PRIVATIZADOS, MAS SEM DELEGATÁRIOS

Cartório é designação genérica para denominar as serventias judiciais, que compreendem os cartórios dos juízos e as secretarias dos tribunais; nas serventias extrajudiciais funcionam os serviços notariais e de registros, que são órgãos técnicos destinados a garantir a publicidade, autenticidade e segurança dos atos jurídicos, praticados em caráter privado por delegação do Poder Público; a Lei n. 8.935/1994, conhecida como Lei dos Cartórios, regulamenta essa atividade. Os serviços desenvolvidos pelos delegatários são dotados de fé pública e cabe ao Poder Judiciário fiscalizá-los. 

A Constituição Federal também trata do assunto para exigir concurso público de provas e títulos para o exercício das funções notariais e registrais; não se admite que “qualquer serventia fique vaga, sem abertura de concurso de provimento ou de remoção, por mais de seis meses”. Apesar da fixação desse prazo, a Bahia espera pelo concurso para a habilitação dos delegatários há mais de cinco anos. 

O projeto de privatização, encaminhado pelo Tribunal à Assembleia Legislativa, em 2009, previa a entrega gradual dos cartórios extrajudiciais à iniciativa privada, delegando inicialmente apenas aqueles cartórios sem titulares e os demais ocorreriam na medida em que fossem ficando vagos, sempre com a indispensabilidade de concurso público. O CNJ endossou o entendimento do Tribunal, mas a Casa Legislativa promoveu inúmeras alterações, através de emendas, resultando, ao final, na Lei n. 12.352, de 8 de setembro de 2011, que privatizou, de uma só vez, todos os cartórios extrajudiciais do estado. Essa lei foi aprovada à unanimidade e sancionada pelo ex-governador Jaques Wagner. O estado da Bahia foi o último a privatizar os cartórios extrajudiciais;

Essa lei estadual foi considerada inconstitucional, no que se refere à migração de uma atividade pública para privada sem concurso específico; a Presidência do Tribunal, em 2011, solicitou à Procuradoria Geral da República estudos para ajuizar Ação Direta de Inconstitucionalidade, no STF, porque materia de sua competência; todavia, o tempo passou e a Procuradoria não ingressou com a ação, questionando a constitucionalidade. 

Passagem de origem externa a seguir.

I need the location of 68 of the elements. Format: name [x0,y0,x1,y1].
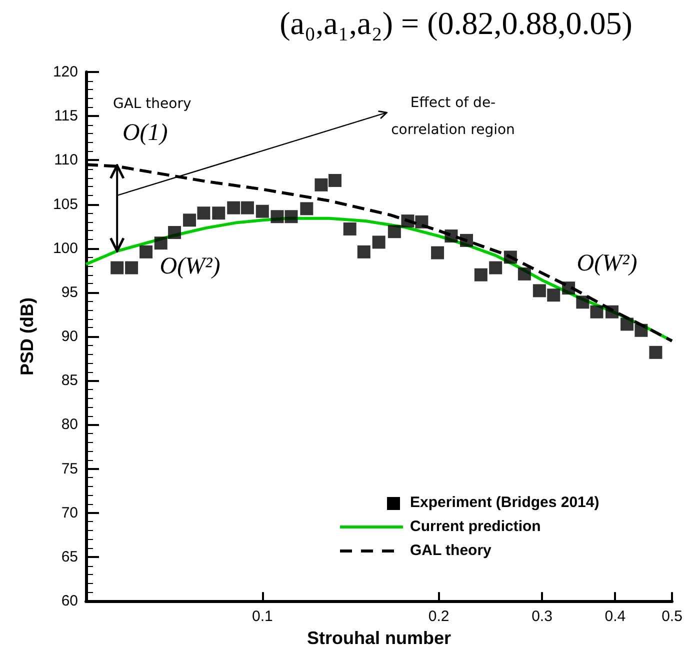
point [140,245,153,258]
y-tick-label: 70 [61,504,78,522]
annotation: O(W²) [160,254,220,280]
point [357,245,370,258]
y-tick-label: 120 [52,64,78,80]
legend-label: GAL theory [410,542,492,559]
legend-label: Current prediction [410,518,541,535]
y-tick-label: 90 [61,328,78,346]
point [489,261,502,274]
point [606,305,619,318]
point [562,282,576,295]
y-tick-label: 75 [61,460,78,478]
point [518,267,531,280]
x-tick-label: 0.1 [252,608,273,626]
y-tick-label: 100 [52,240,78,257]
y-axis-title: PSD (dB) [17,298,37,376]
x-tick-label: 0.2 [428,608,450,626]
point [343,222,356,236]
point [460,234,474,247]
y-tick-label: 115 [54,108,78,125]
y-tick-label: 65 [61,548,78,566]
point [401,214,414,228]
y-tick-label: 110 [54,152,78,169]
point [504,250,517,264]
point [240,201,254,214]
y-tick-label: 85 [61,372,78,390]
point [547,288,560,302]
point [125,261,138,274]
point [474,268,488,282]
point [634,324,648,337]
legend-label: Experiment (Bridges 2014) [410,494,600,511]
point [372,236,386,249]
point [197,206,210,220]
point [168,226,182,239]
point [576,296,590,309]
y-tick-label: 105 [52,196,78,213]
y-tick-label: 60 [61,592,78,610]
point [256,204,269,218]
point [649,346,662,359]
x-tick-label: 0.3 [532,608,552,626]
point [444,230,458,243]
point [300,202,314,216]
point [590,305,604,318]
point [284,210,298,224]
x-tick-label: 0.4 [604,608,626,626]
point [154,236,168,250]
point [314,178,328,192]
point [227,201,240,214]
annotation: O(W²) [576,250,638,277]
point [431,246,444,260]
point [328,174,342,187]
point [270,210,284,224]
annotation: correlation region [391,122,515,138]
point [620,318,634,331]
y-tick-label: 80 [61,416,78,434]
point [415,215,428,228]
annotation: O(1) [122,120,168,146]
annotation: Effect of de- [410,94,496,111]
point [532,284,546,298]
y-tick-label: 95 [61,284,78,301]
point [212,206,226,220]
point [110,261,124,274]
x-tick-label: 0.5 [662,608,682,626]
chart-title: (a₀,a₁,a₂) = (0.82,0.88,0.05) [280,5,632,41]
point [183,214,196,227]
annotation: GAL theory [113,96,192,112]
x-axis-title: Strouhal number [306,628,452,648]
point [388,225,401,238]
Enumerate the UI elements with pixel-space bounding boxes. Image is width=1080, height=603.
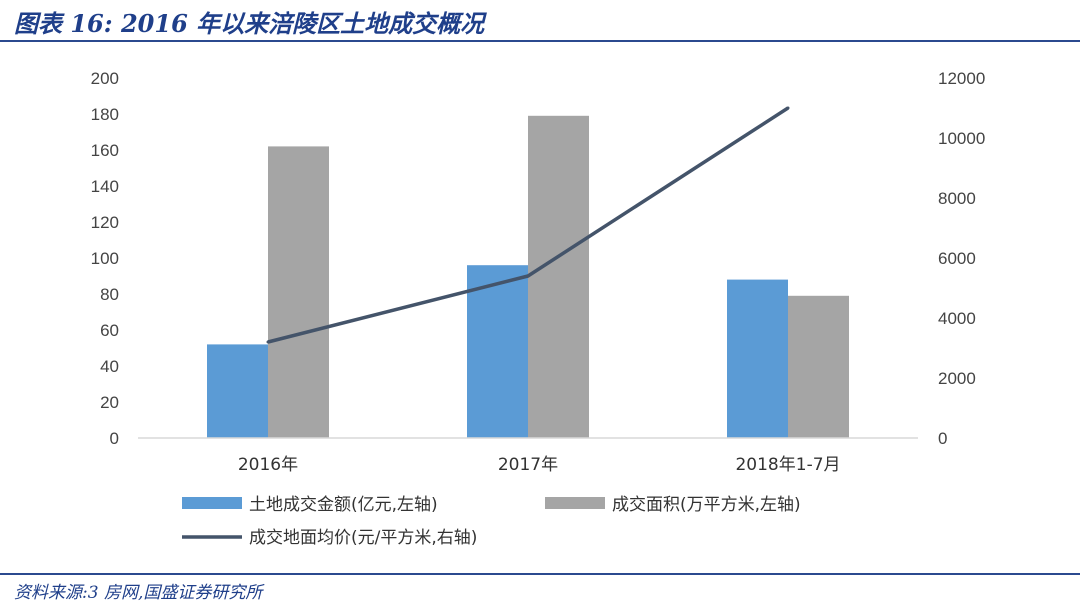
line-point — [266, 340, 270, 344]
left-axis-tick-label: 0 — [110, 429, 119, 448]
bar-land-amount — [207, 344, 268, 438]
bar-land-amount — [467, 265, 528, 438]
legend-label-land-amount: 土地成交金额(亿元,左轴) — [249, 495, 438, 515]
right-axis-tick-label: 2000 — [938, 369, 976, 388]
title-rule — [0, 40, 1080, 42]
left-axis-tick-label: 180 — [91, 105, 119, 124]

A lei facultou aos servidores, na titularidade das serventias, a opção de deixar a função pública e ocupar o serviço notarial ou registral, em caráter privado, mesmo sem terem submetido a concurso específico; fixou o prazo de 120 dias para que houvesse a migração do setor público para o privado; houve opção de apenas 10% dos servidores concursados; isso implica afirmar que 90% dos cartórios, mais de 1.300 unidades, continuam sendo mantidos pelo Judiciário, quando deveriam sustentar-se com a própria arrecadação dos serviços prestados. Calcula-se que o Tribunal tenha um gasto anual desnecessário e fruto de sua incúria de quase 70 milhões. 

Com a omissão da Procuradoria, os servidores concursados anteriormente, no regime jurídico público, passaram a exercer uma função privada, sem o certame específico. Restou ao Tribunal, através do Conselho da Magistratura, editar a Resolução n. 01/2012, que “declara privadas as unidades de serviços notariais e de registro do Estado da Bahia e dá outras providências.”

Eram 1.463 cartórios extrajudiciais instalados, sendo 50 na capital e 1.413 no interior do estado; houve delegação e apenas 145 servidores habilitaram para prestação dos serviços notariais e registrais. Assim, 90% dos cartórios continuaram sendo ocupados por servidores do Judiciário, apesar de privatizados. A Lei de Organização Judiciária do Estado prevê a existência de 1.477 cartórios extrajudiciais, diferentemente dos 1.463 instalados. Assim, de acordo com a lei de 2007 deverá haver delegação para todos os cartórios inclusive aqueles que foram criados e não instalados.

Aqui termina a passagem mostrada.